The public are enlisted to help fight crime online.
The United States government is backing an international social media experiment in which participants search for "suspects" in a simulated law enforcement manhunt.
Dubbed "Tag Challenge", the competition hopes to harness the potential power of social media to search for fictional fugitives in five cities across the US and Europe.
The project is the brainchild of American graduate students. The US State Department has backed it as part of a international engagement program – the Young Leaders Dialogue with America – that focuses on transatlantic security, climate change, and tolerance and diversity.
"I like to think of the Tag Challenge as an experiment to see if modern technology enables citizens to contribute to public safety issues that require real-time intelligence," said Steve Miller, a Tag Challenge creator.
"We have framed the challenge around a fictional fugitive hunt, which is not exactly a novel concept. In the days of the Wild West, the local sheriff or a US Marshall would put up 'wanted' posters in the hope that people could help bring criminals to justice.
"150 years later, with the internet and social networks, we now have the ability to collaborate and share information quickly and efficiently, which could make this process faster."
Inspired by the DARPA Network Challenge, a similar competition that tracked balloons across the US, live "suspects" will roam Washington DC, New York City, London, Stockholm, and Slovenia's capital Bratislava on March 31.
Encouraging cooperation and the use of social media and networking, the first transnational team to locate and photograph the fugitives in all five cities will win $US5000.
"People participate in these social networks because they want to contribute, and to be part of something greater than themselves," Miller said. "It makes sense to harness that power to solve real-world, time-sensitive, problems like finding missing persons or responding to natural disasters.
"In the past few years, we have seen social networks used for both of these things, so the Tag Challenge emerged out of the need to better understand issues that surround mobilising public participation and extracting actionable information."
Open to the public, with only an internet connection required to participate, Tag Challenge is an example of the US government's recognition of the power social media holds as a 21st century engagement tool.
"Nearly all our overseas missions are engaged in social media and trying to maximise their potential for bringing people together in a way that promotes understanding of the US," said Jeffrey Jamison, an official with the State Department.

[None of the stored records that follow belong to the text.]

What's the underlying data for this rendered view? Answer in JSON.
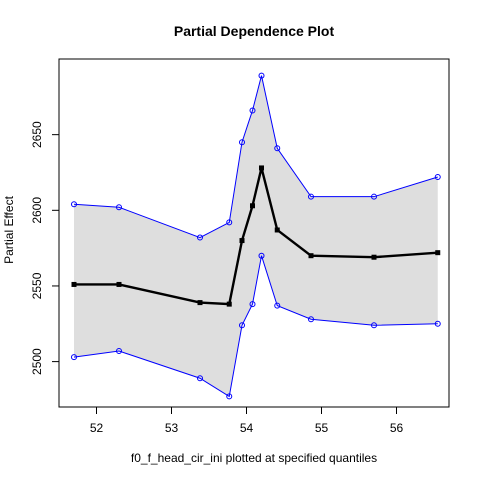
{
  "chart_data": {
    "type": "line",
    "title": "Partial Dependence Plot",
    "xlabel": "f0_f_head_cir_ini plotted at specified quantiles",
    "ylabel": "Partial Effect",
    "xlim": [
      51.5,
      56.7
    ],
    "ylim": [
      2470,
      2700
    ],
    "xticks": [
      52,
      53,
      54,
      55,
      56
    ],
    "yticks": [
      2500,
      2550,
      2600,
      2650
    ],
    "grid": false,
    "legend": "none",
    "colors": {
      "band_fill": "#dedede",
      "bound_line": "#0000ff",
      "effect_line": "#000000"
    },
    "x": [
      51.7,
      52.3,
      53.38,
      53.77,
      53.94,
      54.08,
      54.2,
      54.41,
      54.86,
      55.7,
      56.55
    ],
    "series": [
      {
        "role": "estimate",
        "values": [
          2551,
          2551,
          2539,
          2538,
          2580,
          2603,
          2628,
          2587,
          2570,
          2569,
          2572
        ]
      },
      {
        "role": "upper",
        "values": [
          2604,
          2602,
          2582,
          2592,
          2645,
          2666,
          2689,
          2641,
          2609,
          2609,
          2622
        ]
      },
      {
        "role": "lower",
        "values": [
          2503,
          2507,
          2489,
          2477,
          2524,
          2538,
          2570,
          2537,
          2528,
          2524,
          2525
        ]
      }
    ]
  }
}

The competition is also planned to test the potential use of social media in locating missing persons but, while this year is the first time Tag Challenge has been held, organisers are aware results may be intangible and inconclusive.
In other words, no one knows what may happen.
"We're hoping to see whether it is possible [to locate all the suspects], where otherwise ordinary citizens can make a contribution." Miller said. "The domain of security is not exclusively law enforcement."
And, yes, Miller is aware the project may spark concern and debate about online – and offline – privacy.
"Everyone is concerned with privacy, particularly around information shared online, and rightfully so, but the Tag Challenge is not about tracking people on social media or digging into personal informational online," he said.
"Participants may be collaborating around the world using social networks but it will most likely be the eyes on the ground that locate the missing persons in the real, physical space. This is simply taking the Neighbourhood Watch idea to a bigger, international stage."
Mobile devices and social media are already providing assistance to law enforcement agencies in Australia and the United Kingdom.
A mobile application linked to Crimestoppers has been recently launched in those countries in an effort to connect local communities with police and assist in reporting crime.